If Overwatch has enough data to determine what your initial rank should be, then the new matchmaking seems to be working perfectly. If you’ve been playing Competitive regularly, you’ll likely end up at around the same rank that you were before. Since there’s no longer a race to pick roles, Hero selection is a bit more nuanced. The fact that every team is guaranteed to have two healers, two Tanks, and two DPS Heroes is oddly comforting. Of course, that doesn’t mean that every match is going to feature Overwatch League levels of teamwork, but role queue has proven to be a step in the right direction.

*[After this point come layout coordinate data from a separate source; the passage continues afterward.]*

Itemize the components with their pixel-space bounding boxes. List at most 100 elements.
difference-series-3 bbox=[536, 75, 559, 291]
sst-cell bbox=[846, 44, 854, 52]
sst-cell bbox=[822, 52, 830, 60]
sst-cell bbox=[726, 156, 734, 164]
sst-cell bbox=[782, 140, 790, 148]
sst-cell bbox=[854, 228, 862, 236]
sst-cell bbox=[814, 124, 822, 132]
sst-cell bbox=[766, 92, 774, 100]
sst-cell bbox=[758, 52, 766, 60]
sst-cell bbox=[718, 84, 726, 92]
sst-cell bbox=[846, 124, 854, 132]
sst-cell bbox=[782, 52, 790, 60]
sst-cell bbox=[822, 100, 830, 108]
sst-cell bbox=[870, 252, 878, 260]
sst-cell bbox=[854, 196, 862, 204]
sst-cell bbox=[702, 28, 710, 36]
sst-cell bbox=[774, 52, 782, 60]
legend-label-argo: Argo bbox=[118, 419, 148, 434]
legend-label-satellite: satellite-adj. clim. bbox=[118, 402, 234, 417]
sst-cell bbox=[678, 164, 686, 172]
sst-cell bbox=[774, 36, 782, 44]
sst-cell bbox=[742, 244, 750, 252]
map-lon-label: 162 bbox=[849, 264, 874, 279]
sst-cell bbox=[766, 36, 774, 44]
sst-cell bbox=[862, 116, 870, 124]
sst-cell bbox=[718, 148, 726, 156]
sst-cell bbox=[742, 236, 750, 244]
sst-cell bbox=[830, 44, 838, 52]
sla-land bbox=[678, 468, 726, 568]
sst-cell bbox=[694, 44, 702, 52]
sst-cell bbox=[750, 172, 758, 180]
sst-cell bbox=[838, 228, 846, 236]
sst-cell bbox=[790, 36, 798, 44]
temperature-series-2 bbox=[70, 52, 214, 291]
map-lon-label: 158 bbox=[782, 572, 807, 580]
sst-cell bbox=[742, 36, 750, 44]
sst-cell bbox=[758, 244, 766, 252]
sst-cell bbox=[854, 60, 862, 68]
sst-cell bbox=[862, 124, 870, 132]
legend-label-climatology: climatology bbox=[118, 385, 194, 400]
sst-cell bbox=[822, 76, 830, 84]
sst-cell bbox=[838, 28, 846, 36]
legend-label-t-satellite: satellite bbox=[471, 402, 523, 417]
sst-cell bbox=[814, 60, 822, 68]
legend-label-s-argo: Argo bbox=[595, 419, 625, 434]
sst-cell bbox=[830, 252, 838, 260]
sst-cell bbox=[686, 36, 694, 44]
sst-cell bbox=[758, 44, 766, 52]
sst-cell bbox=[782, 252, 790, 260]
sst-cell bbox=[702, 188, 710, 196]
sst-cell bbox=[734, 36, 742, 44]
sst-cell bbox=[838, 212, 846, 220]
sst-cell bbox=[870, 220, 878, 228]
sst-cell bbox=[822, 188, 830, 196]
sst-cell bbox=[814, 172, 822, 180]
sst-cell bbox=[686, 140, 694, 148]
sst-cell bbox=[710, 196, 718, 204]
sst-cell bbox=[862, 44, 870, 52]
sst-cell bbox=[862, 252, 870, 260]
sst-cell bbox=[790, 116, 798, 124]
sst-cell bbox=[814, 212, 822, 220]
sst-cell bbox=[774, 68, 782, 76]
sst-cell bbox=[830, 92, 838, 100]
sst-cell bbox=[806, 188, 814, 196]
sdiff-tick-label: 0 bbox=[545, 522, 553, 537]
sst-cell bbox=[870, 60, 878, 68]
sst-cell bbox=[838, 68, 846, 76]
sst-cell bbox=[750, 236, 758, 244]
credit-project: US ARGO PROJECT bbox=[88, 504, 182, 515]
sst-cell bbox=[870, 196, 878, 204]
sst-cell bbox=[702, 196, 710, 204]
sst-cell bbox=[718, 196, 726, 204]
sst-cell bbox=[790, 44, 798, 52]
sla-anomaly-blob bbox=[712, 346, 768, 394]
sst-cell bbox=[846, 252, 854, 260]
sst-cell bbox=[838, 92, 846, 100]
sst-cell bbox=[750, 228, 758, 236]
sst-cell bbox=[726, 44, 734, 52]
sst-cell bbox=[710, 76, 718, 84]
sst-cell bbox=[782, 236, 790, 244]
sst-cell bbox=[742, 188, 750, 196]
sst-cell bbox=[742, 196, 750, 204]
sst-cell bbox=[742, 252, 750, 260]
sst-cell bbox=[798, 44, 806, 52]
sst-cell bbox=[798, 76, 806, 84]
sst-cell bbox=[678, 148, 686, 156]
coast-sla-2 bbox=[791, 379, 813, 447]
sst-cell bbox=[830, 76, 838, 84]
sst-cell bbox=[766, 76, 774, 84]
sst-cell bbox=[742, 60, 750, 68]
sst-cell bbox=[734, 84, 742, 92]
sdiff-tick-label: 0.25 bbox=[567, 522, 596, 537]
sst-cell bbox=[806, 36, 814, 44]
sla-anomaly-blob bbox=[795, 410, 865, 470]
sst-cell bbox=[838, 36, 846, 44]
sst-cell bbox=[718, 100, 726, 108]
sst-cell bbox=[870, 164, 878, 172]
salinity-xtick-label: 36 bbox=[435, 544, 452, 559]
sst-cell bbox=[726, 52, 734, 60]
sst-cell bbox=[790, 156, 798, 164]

The role queue update has some interesting practical effects as well. The global 12% nerf to Ultimate ability charge rate seems to be the most beneficial of these effects. Unfortunately, it disincentives switching Heroes to a punishing degree. On the bright side, mechanical skill and teamwork matters a lot more now. Sitting at a choke point and charging Ults to win a fight is still an option of course. Sigma feels rather fair too, at least when viewed as an individual Hero. A bit annoying when paired with Orisa perhaps, but hardly game breaking. He’s not oppressively strong, and he’s quite vulnerable to someone just walking into his face and shooting him. Unfortunately, there's a lot of shields in every match thanks to Sigma, but this was to be expected.

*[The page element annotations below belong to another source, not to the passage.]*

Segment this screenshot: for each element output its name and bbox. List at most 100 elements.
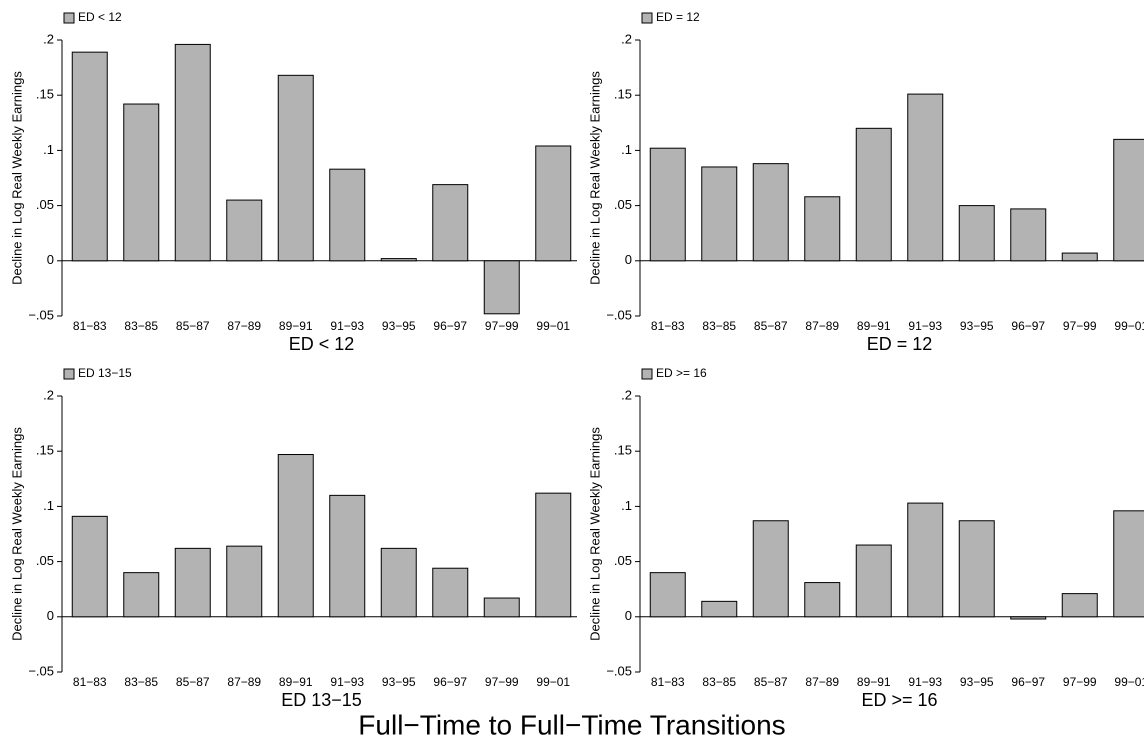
y-tick-label: .05 bbox=[36, 553, 54, 568]
bar bbox=[174, 43, 211, 262]
x-tick-label: 85−87 bbox=[176, 319, 210, 333]
y-tick-label: −.05 bbox=[28, 663, 54, 678]
bar bbox=[535, 145, 572, 262]
bar bbox=[1010, 208, 1047, 262]
bar bbox=[701, 166, 738, 262]
y-tick-label: .15 bbox=[36, 87, 54, 102]
chart-title: Full−Time to Full−Time Transitions bbox=[358, 709, 785, 740]
bar bbox=[855, 127, 892, 262]
bar bbox=[855, 544, 892, 618]
panel: −.05 0 .05 .1 .15 .2 Decline in Log Real Weekl… bbox=[587, 10, 1144, 354]
bar bbox=[380, 258, 417, 262]
x-tick-label: 99−01 bbox=[536, 319, 570, 333]
bar bbox=[1061, 593, 1098, 618]
bar bbox=[649, 147, 686, 262]
y-tick-label: −.05 bbox=[606, 663, 632, 678]
bar bbox=[329, 168, 366, 262]
x-tick-label: 89−91 bbox=[857, 319, 891, 333]
x-axis-title: ED >= 16 bbox=[861, 690, 937, 710]
x-tick-label: 97−99 bbox=[1063, 319, 1097, 333]
panel: −.05 0 .05 .1 .15 .2 Decline in Log Real Weekl… bbox=[9, 366, 577, 710]
legend-swatch bbox=[63, 368, 75, 380]
y-tick-label: .15 bbox=[614, 87, 632, 102]
x-tick-label: 87−89 bbox=[805, 675, 839, 689]
x-axis-title: ED = 12 bbox=[867, 334, 933, 354]
bar bbox=[174, 547, 211, 618]
x-tick-label: 96−97 bbox=[433, 319, 467, 333]
bar bbox=[649, 572, 686, 618]
legend-swatch bbox=[641, 12, 653, 24]
y-tick-label: .2 bbox=[621, 31, 632, 46]
bar bbox=[958, 520, 995, 618]
y-tick-label: 0 bbox=[47, 608, 54, 623]
bar bbox=[1010, 616, 1047, 620]
x-tick-label: 87−89 bbox=[227, 675, 261, 689]
x-tick-label: 81−83 bbox=[651, 319, 685, 333]
x-tick-label: 85−87 bbox=[176, 675, 210, 689]
y-tick-label: .1 bbox=[43, 498, 54, 513]
bar bbox=[535, 492, 572, 618]
x-tick-label: 83−85 bbox=[702, 319, 736, 333]
bar bbox=[226, 545, 263, 618]
bar bbox=[329, 494, 366, 618]
x-tick-label: 97−99 bbox=[1063, 675, 1097, 689]
legend-label: ED 13−15 bbox=[78, 366, 132, 380]
x-tick-label: 91−93 bbox=[908, 319, 942, 333]
x-axis-title: ED < 12 bbox=[289, 334, 355, 354]
x-tick-label: 99−01 bbox=[536, 675, 570, 689]
y-tick-label: 0 bbox=[625, 252, 632, 267]
bar bbox=[483, 597, 520, 618]
y-tick-label: 0 bbox=[47, 252, 54, 267]
x-tick-label: 89−91 bbox=[279, 675, 313, 689]
x-tick-label: 97−99 bbox=[485, 675, 519, 689]
x-tick-label: 96−97 bbox=[1011, 675, 1045, 689]
x-tick-label: 91−93 bbox=[330, 675, 364, 689]
bar bbox=[804, 196, 841, 262]
x-tick-label: 89−91 bbox=[279, 319, 313, 333]
bar bbox=[1113, 138, 1144, 262]
bar bbox=[277, 74, 314, 262]
bar bbox=[483, 260, 520, 315]
bar bbox=[1113, 510, 1144, 618]
x-tick-label: 93−95 bbox=[960, 319, 994, 333]
y-axis-title: Decline in Log Real Weekly Earnings bbox=[587, 427, 602, 641]
bar bbox=[1061, 252, 1098, 262]
x-tick-label: 85−87 bbox=[754, 319, 788, 333]
x-tick-label: 93−95 bbox=[382, 675, 416, 689]
y-tick-label: .2 bbox=[43, 387, 54, 402]
legend-label: ED >= 16 bbox=[656, 366, 707, 380]
y-tick-label: 0 bbox=[625, 608, 632, 623]
x-tick-label: 96−97 bbox=[433, 675, 467, 689]
y-tick-label: .05 bbox=[614, 197, 632, 212]
bar bbox=[277, 454, 314, 618]
x-tick-label: 97−99 bbox=[485, 319, 519, 333]
x-tick-label: 81−83 bbox=[73, 675, 107, 689]
y-tick-label: .1 bbox=[621, 498, 632, 513]
y-tick-label: .1 bbox=[43, 142, 54, 157]
y-tick-label: .05 bbox=[614, 553, 632, 568]
bar bbox=[71, 515, 108, 618]
y-tick-label: .2 bbox=[43, 31, 54, 46]
x-tick-label: 96−97 bbox=[1011, 319, 1045, 333]
y-tick-label: .05 bbox=[36, 197, 54, 212]
x-tick-label: 81−83 bbox=[73, 319, 107, 333]
bar bbox=[701, 600, 738, 618]
bar bbox=[958, 205, 995, 262]
y-tick-label: .15 bbox=[614, 443, 632, 458]
bar bbox=[752, 163, 789, 262]
y-tick-label: −.05 bbox=[606, 307, 632, 322]
panel: −.05 0 .05 .1 .15 .2 Decline in Log Real Weekl… bbox=[9, 10, 577, 354]
x-tick-label: 91−93 bbox=[908, 675, 942, 689]
bar bbox=[226, 199, 263, 262]
x-tick-label: 85−87 bbox=[754, 675, 788, 689]
x-tick-label: 99−01 bbox=[1114, 319, 1144, 333]
y-tick-label: .15 bbox=[36, 443, 54, 458]
y-tick-label: −.05 bbox=[28, 307, 54, 322]
x-tick-label: 91−93 bbox=[330, 319, 364, 333]
bar bbox=[71, 51, 108, 262]
bar bbox=[804, 582, 841, 618]
x-tick-label: 93−95 bbox=[382, 319, 416, 333]
x-tick-label: 87−89 bbox=[227, 319, 261, 333]
legend-swatch bbox=[641, 368, 653, 380]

It’s rather early (and sensationalist) to say that role queue “saved” Overwatch, but it did address some core problems with the game. As of now, the most pressing issue would be how people are ranked on roles that they have no time on. There is no silver bullet to solve this issue (especially not a global hard rank reset), but if it can be addressed then the game might experience a resurgence of sorts. Simply being able to try different roles at a comfortable level opens the door to a more engaged player base. Regardless, there’s going to be a period of chaos that everyone will have to put up with while placements are finalized. That much is unavoidable, but it’s a small price to pay for beneficial progress.